Posted by Anonymous, on 2005-12-29
The ultimate early Springsteen
4
Bruce Springsteen is wihout a doubt, a staple of rock 'n' roll. This 3-disc set comprises his hits from '75 to '85 live with the E Street Band. I'm more into U2, Coldplay, and Green Day myself but this is good. I especially like the story at the beginning of "The River" about his youth.

Bruce has put out other good work but this, this is really great. It's got most of his songs in this period, polished to such a shine it's impossible to ignore. His gravelly voice (not too much unlike Elvis) mixed with some pounding beats will have you singing along in no time.

There are a couple of mediocre tracks, like "Darlington County" but the rest of the album(s) make up for it.

From the pumped-up "Adam Raised a Cain" and "War" to the soft "The River" this album is an important part of my music collection. But the greatest song on this, the greatest that he's ever done, is "Born To Run". The song is stunning. Buy the cd if only for that.

If you liked it I reccommend:

Devils And Dust by Bruce Springsteen
The Joshua Tree by U2
Stand Up by the Dave Matthews Band

God bless! Peace
Posted by Anonymous, on 2006-01-02
Nostalgia-act release is a drag
1
Perhaps never in the history of rock and roll had an album been as hyped before its release. Spring's concerts were raved about by fans, but Spring had always been too insecure to release a live album. Desperate for some big bucks, his manager finally convinced his act that now was the time to strike, and strike they did, with enough pre-sales to make this 5-LP (3-CD) set debut at number one on the charts and keep them in gravy for years.

It started out promisingly enough with a 1975 song on piano. Spring performs, solo, a song that still means something to him, released on LP in 1975. Then the box takes a nosedive, jumping forward a few years. That's right, *one* song from 1975, no songs from 1976 and 1977. Knowledgeable Spring fans knew there was trouble the second they read when the songs were from. Spring and his manager-producer had decided to skip over his best concert years since they didn't have multi-track recordings of them to fiddle with and tweak.

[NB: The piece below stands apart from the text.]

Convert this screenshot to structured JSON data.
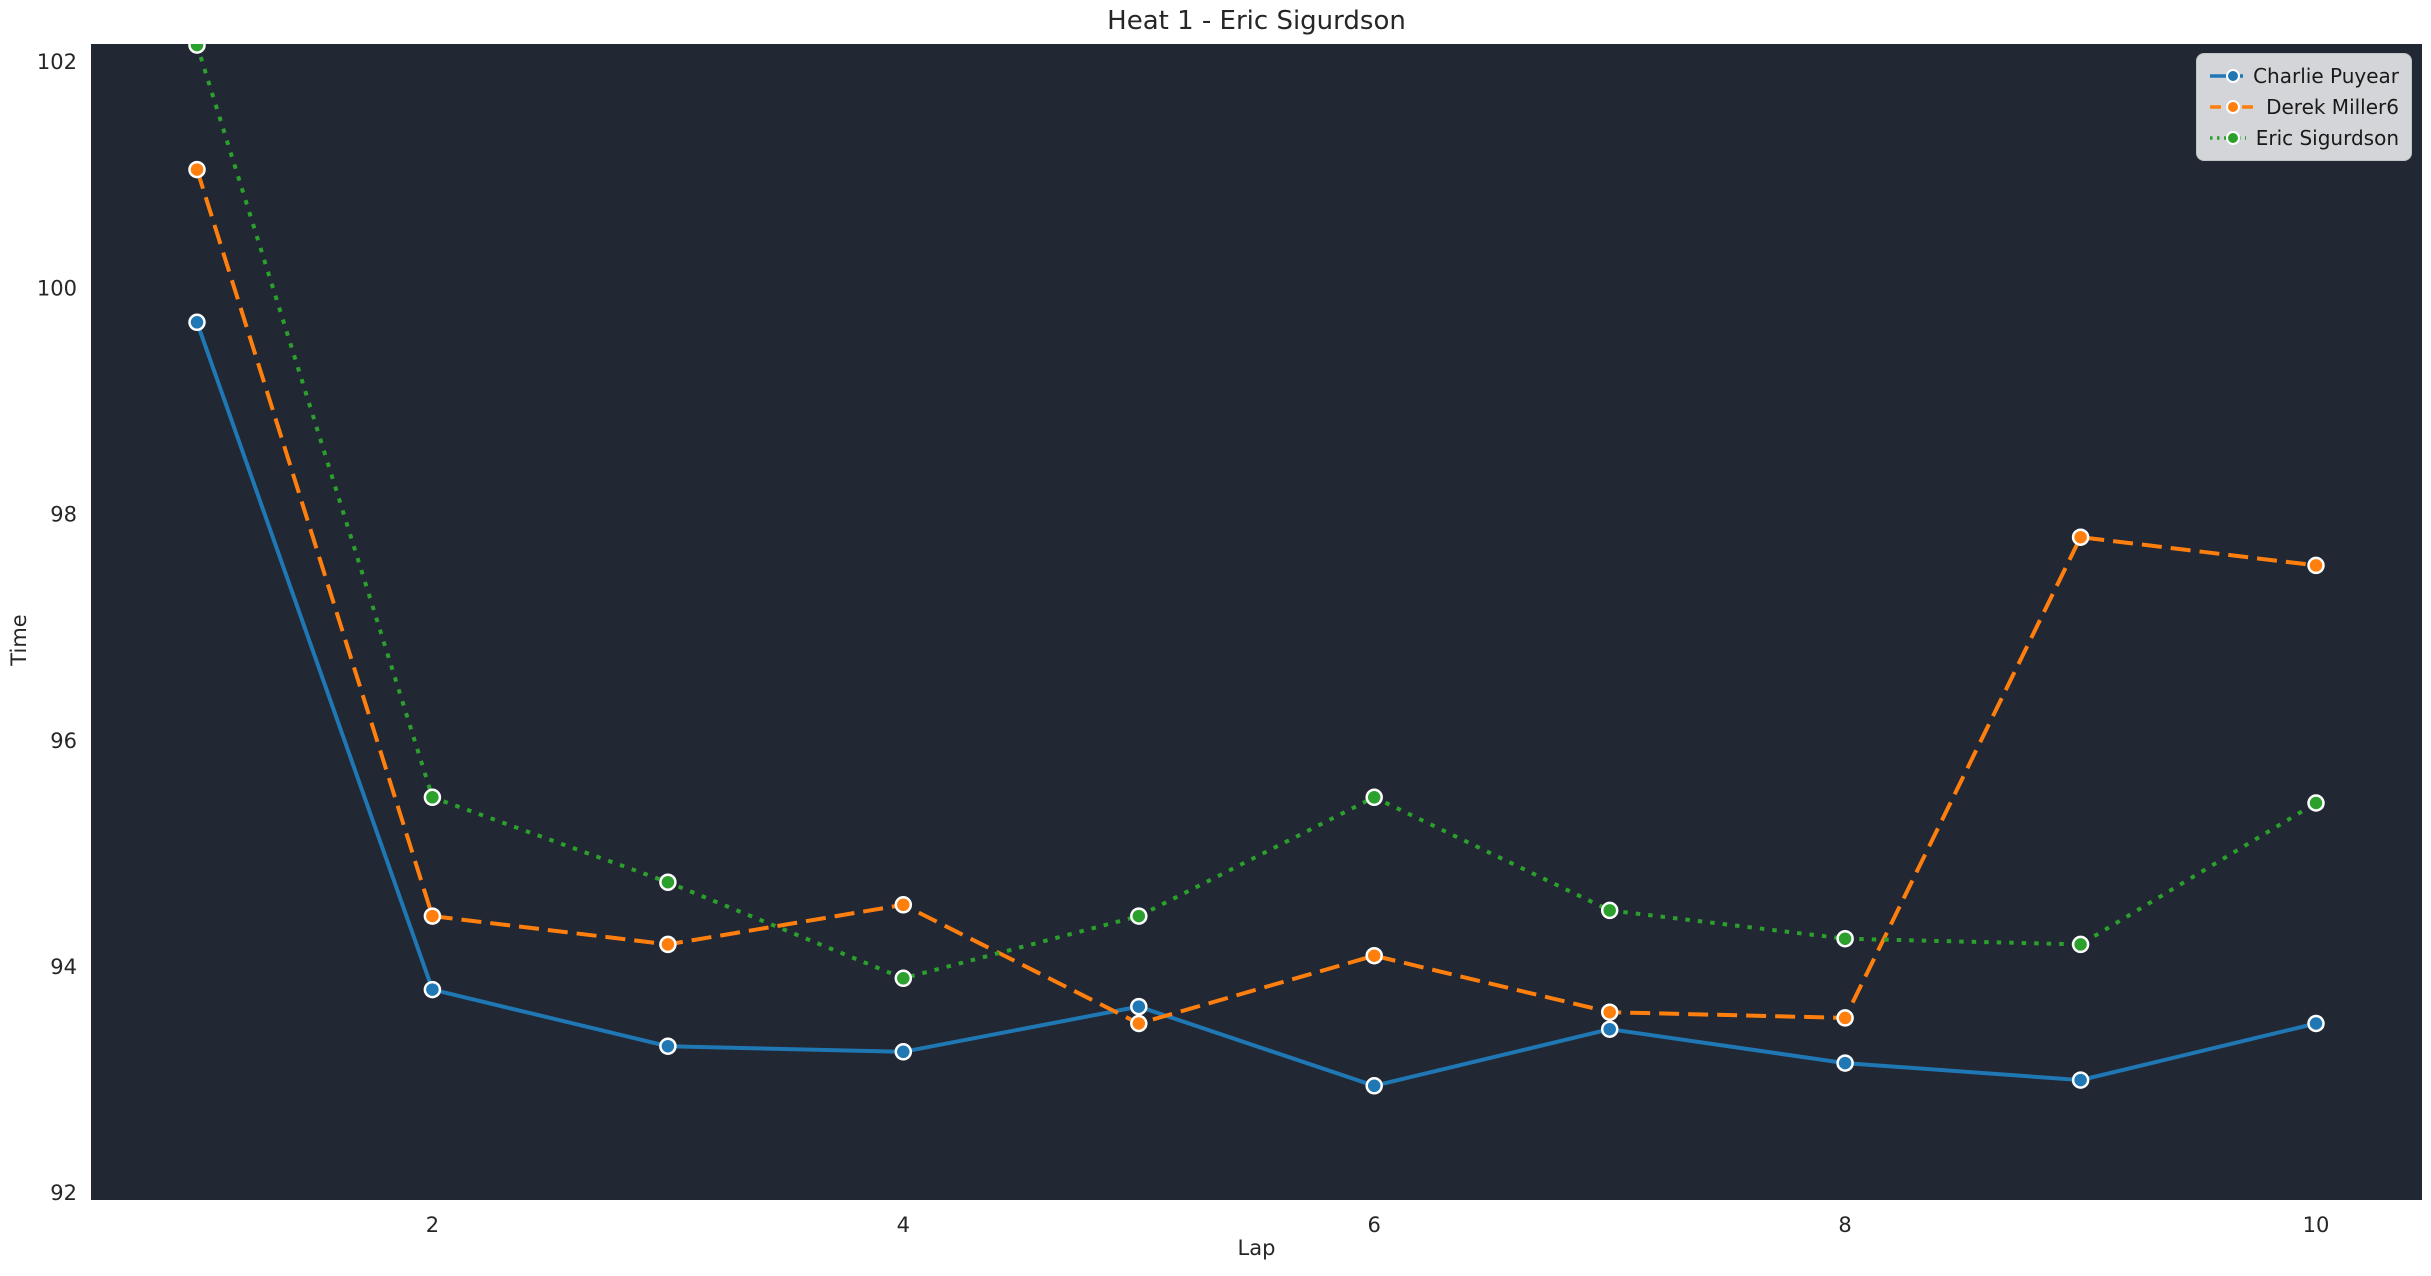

Compounding the mistake, the general rule is that the performances selected are of songs originally released in studio versions years earlier. 1978 performances are of 1975 songs, 1981 performances are of 1978 songs, and so on. Spring has clearly lost the original inspiration he had when writing the material and plays every song as an oldie, covered as nostalgia. Spring's camp actually thought the most important thing was to have the backing group, the notoriously overrated E Street Band, not make as many mistakes (since they'd have played the songs hundreds of times by the recording dates). They didn't care that the performances themselves lacked any hint of vitality, and sounded exactly like they were, tired re-treads.

This box set also lacks any sense of flow, of sensible sequence. Compiled from numerous sources, it does not have any automatic coherence. And the multiple producers can't create any, either, from these lackluster renditions.

The sad thing is that *every* honest Spring fan knows that they've been sold a bill of goods with this set, but many drink the kool-aid all the same. All these 5-star reviews are a joke. It doesn't deserve even one star. If Spring had simply released one of the several 1978 3-hour radio broadcasts of his show, straight as-is, he'd have given fans a record of what he was all about live. What he sold fans instead was a travesty, a miserably failed attempt at tampering with his own music past, making him over as the Born-in-the-USA man.